What does this mean for forward-looking reforms such as creating new democratic structures and mechanisms such as Global Citizens’ Assemblies, a World Citizens’ Initiative or even a UN Parliamentary Assembly?

Each of these novel mechanisms or institutions would cost money. Given the financial pressures that triggered UN80 in the first place, the key argument should be that new global democratic institutions of this sort – intended to help the UN become more “just, democratic, equitable, and representative of today’s world” (Pact for the Future) – would also strengthen the UN’s legitimacy and value proposition.

Better inclusion of citizens can lead to more willingness to fund the UN

Today, governments reduce or withhold UN funding because neither their parliaments nor their citizens see supporting the UN as a priority. A case for more global democracy could reframe this and translate “no taxation without representation” to the global level: Better citizen representation in multilateral processes increases legitimacy and thus willingness to fund the UN. In the long run, this can lead to a positive return on investment.
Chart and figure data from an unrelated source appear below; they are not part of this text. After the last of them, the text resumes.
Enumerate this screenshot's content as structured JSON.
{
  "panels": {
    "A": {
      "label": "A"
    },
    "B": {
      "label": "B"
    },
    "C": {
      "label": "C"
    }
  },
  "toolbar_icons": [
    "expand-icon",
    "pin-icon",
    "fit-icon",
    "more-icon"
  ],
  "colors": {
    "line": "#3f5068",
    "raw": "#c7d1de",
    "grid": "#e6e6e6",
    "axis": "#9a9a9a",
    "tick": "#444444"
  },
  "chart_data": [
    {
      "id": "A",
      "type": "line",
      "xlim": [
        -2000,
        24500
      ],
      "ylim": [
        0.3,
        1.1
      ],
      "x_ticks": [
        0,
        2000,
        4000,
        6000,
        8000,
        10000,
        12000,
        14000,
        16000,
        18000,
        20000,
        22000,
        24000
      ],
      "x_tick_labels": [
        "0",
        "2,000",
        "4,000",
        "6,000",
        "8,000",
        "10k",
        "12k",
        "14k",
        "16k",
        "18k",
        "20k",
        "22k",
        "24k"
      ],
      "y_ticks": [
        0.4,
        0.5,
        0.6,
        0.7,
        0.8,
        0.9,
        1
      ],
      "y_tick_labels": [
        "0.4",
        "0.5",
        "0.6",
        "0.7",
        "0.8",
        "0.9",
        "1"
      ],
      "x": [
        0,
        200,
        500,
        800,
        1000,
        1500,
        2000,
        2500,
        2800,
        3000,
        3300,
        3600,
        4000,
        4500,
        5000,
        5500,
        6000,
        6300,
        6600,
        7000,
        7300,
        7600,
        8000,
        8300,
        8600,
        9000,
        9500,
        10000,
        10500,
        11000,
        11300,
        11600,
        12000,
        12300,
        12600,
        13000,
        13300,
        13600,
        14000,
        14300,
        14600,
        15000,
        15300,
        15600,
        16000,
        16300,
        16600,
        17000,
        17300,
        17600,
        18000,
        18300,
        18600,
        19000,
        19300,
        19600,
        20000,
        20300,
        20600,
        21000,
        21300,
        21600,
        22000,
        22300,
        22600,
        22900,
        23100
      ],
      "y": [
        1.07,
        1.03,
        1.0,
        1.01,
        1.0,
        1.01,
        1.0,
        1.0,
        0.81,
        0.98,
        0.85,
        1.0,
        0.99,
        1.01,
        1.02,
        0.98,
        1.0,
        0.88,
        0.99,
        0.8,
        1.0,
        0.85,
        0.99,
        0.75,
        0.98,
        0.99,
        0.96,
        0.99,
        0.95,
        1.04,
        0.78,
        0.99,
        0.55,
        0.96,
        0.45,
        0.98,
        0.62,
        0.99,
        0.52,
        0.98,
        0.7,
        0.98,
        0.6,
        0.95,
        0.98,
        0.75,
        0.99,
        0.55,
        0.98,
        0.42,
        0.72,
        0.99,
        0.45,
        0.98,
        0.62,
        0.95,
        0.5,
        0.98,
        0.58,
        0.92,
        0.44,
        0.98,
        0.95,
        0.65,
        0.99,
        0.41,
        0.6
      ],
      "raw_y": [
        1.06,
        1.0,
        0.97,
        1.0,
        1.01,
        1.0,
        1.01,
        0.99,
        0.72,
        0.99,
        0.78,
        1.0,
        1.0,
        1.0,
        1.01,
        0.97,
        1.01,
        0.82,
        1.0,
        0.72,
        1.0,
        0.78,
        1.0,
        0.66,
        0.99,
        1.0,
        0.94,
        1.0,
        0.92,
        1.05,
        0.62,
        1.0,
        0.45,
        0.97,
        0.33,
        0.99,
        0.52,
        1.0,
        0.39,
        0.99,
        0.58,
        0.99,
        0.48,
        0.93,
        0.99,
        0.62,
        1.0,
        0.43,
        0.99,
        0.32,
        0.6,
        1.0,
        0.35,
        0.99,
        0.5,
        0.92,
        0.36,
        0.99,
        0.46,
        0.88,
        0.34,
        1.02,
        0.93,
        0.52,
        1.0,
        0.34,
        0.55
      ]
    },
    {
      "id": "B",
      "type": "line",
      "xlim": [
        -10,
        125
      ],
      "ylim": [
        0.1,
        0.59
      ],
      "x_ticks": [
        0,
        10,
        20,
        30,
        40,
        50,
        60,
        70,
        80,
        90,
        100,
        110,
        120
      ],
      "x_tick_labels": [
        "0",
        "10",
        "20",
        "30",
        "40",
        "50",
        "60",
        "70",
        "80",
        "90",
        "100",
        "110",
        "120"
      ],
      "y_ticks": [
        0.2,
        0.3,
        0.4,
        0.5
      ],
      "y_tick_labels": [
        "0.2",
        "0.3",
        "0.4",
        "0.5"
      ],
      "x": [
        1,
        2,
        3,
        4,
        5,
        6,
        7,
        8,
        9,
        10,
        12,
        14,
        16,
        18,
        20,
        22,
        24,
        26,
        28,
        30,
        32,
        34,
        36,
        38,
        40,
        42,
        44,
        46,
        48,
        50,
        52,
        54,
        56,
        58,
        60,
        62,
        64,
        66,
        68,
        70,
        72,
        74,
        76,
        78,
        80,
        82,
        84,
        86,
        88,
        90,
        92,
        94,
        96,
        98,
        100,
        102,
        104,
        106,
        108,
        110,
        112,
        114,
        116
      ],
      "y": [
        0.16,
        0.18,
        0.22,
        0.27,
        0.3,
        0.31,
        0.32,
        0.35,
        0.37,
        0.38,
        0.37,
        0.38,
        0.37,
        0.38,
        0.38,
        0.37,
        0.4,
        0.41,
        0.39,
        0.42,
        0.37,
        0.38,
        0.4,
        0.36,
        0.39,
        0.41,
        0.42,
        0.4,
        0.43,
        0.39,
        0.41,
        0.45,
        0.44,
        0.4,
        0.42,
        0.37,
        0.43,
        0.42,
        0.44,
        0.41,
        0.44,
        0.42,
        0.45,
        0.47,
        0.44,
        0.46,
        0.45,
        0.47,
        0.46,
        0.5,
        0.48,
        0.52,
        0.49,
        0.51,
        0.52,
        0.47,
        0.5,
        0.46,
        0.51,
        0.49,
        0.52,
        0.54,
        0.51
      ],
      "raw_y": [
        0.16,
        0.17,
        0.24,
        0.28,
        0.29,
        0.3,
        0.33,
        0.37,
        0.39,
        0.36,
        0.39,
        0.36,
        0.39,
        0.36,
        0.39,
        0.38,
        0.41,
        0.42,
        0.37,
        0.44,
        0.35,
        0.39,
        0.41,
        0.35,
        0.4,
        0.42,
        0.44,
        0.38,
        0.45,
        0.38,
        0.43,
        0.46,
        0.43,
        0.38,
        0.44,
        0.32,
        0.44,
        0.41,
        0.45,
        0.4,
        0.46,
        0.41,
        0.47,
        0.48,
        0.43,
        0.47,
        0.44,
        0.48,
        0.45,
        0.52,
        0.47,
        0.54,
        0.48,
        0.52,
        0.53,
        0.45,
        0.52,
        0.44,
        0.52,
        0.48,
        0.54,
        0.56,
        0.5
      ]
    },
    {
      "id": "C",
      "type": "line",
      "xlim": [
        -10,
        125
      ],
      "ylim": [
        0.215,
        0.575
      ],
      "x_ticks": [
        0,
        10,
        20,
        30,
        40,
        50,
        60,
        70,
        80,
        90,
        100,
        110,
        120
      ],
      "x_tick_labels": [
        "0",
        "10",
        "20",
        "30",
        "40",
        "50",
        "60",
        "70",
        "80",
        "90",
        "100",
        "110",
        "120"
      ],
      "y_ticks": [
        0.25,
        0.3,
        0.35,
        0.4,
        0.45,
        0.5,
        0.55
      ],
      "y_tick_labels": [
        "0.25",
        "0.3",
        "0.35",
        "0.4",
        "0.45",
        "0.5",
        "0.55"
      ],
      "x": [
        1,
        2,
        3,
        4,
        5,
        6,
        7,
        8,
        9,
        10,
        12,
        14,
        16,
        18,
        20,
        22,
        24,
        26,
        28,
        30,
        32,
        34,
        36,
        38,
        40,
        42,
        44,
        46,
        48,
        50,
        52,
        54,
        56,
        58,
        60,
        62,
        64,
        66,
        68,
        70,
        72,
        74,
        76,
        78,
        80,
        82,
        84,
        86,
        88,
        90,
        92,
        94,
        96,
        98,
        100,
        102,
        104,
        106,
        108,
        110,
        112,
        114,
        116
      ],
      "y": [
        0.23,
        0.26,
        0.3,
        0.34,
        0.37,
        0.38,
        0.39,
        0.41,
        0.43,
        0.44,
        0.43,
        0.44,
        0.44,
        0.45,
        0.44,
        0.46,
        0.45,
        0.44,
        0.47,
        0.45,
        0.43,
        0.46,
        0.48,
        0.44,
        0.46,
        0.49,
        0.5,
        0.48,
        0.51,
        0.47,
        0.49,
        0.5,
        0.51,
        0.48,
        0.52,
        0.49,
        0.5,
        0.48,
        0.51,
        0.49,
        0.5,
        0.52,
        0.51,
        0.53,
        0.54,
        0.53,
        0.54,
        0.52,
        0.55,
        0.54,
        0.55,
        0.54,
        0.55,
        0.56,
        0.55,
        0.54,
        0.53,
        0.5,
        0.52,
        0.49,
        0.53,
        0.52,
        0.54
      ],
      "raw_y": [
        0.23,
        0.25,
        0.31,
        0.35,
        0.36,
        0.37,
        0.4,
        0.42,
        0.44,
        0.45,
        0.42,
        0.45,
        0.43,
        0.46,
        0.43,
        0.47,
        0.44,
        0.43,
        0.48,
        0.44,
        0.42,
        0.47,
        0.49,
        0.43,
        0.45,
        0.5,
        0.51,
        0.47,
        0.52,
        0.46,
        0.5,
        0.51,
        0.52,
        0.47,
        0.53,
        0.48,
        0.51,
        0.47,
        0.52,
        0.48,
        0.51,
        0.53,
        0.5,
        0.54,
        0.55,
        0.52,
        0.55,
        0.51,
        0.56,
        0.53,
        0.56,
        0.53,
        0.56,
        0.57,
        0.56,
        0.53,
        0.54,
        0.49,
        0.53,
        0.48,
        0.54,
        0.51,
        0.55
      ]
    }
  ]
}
Talking about this could shift UN80 from a defensive, cost-cutting exercise to a forward-looking reform debate.

Another advantage of UN80 discussions, even amid cuts, is that concrete institutional, organizational, and budgetary reforms are on the table. Unlike the Pact for the Future’s aspirational language, UN80 directly addresses how UN mandates are created and implemented. This creates space to argue that global democratic institutions could help improve mandate formulation, prioritization, and even the phasing out of outdated or unjust mandates through more democratic inputs.

UN80 is a window of opportunity for concrete and forward-looking reform ideas to be inserted into the debate. The underlying mood is rather dark, but planting the seeds for more just democratic representation and participation at the global level may bring more light at the end of the tunnel than just discussing whether to move the UN’s human rights work from Geneva to Vienna.

Ronny Patz
Ronny Patz is an independent political scientist (Dr. rer. pol) working as a United Nations System & UN Finance analyst.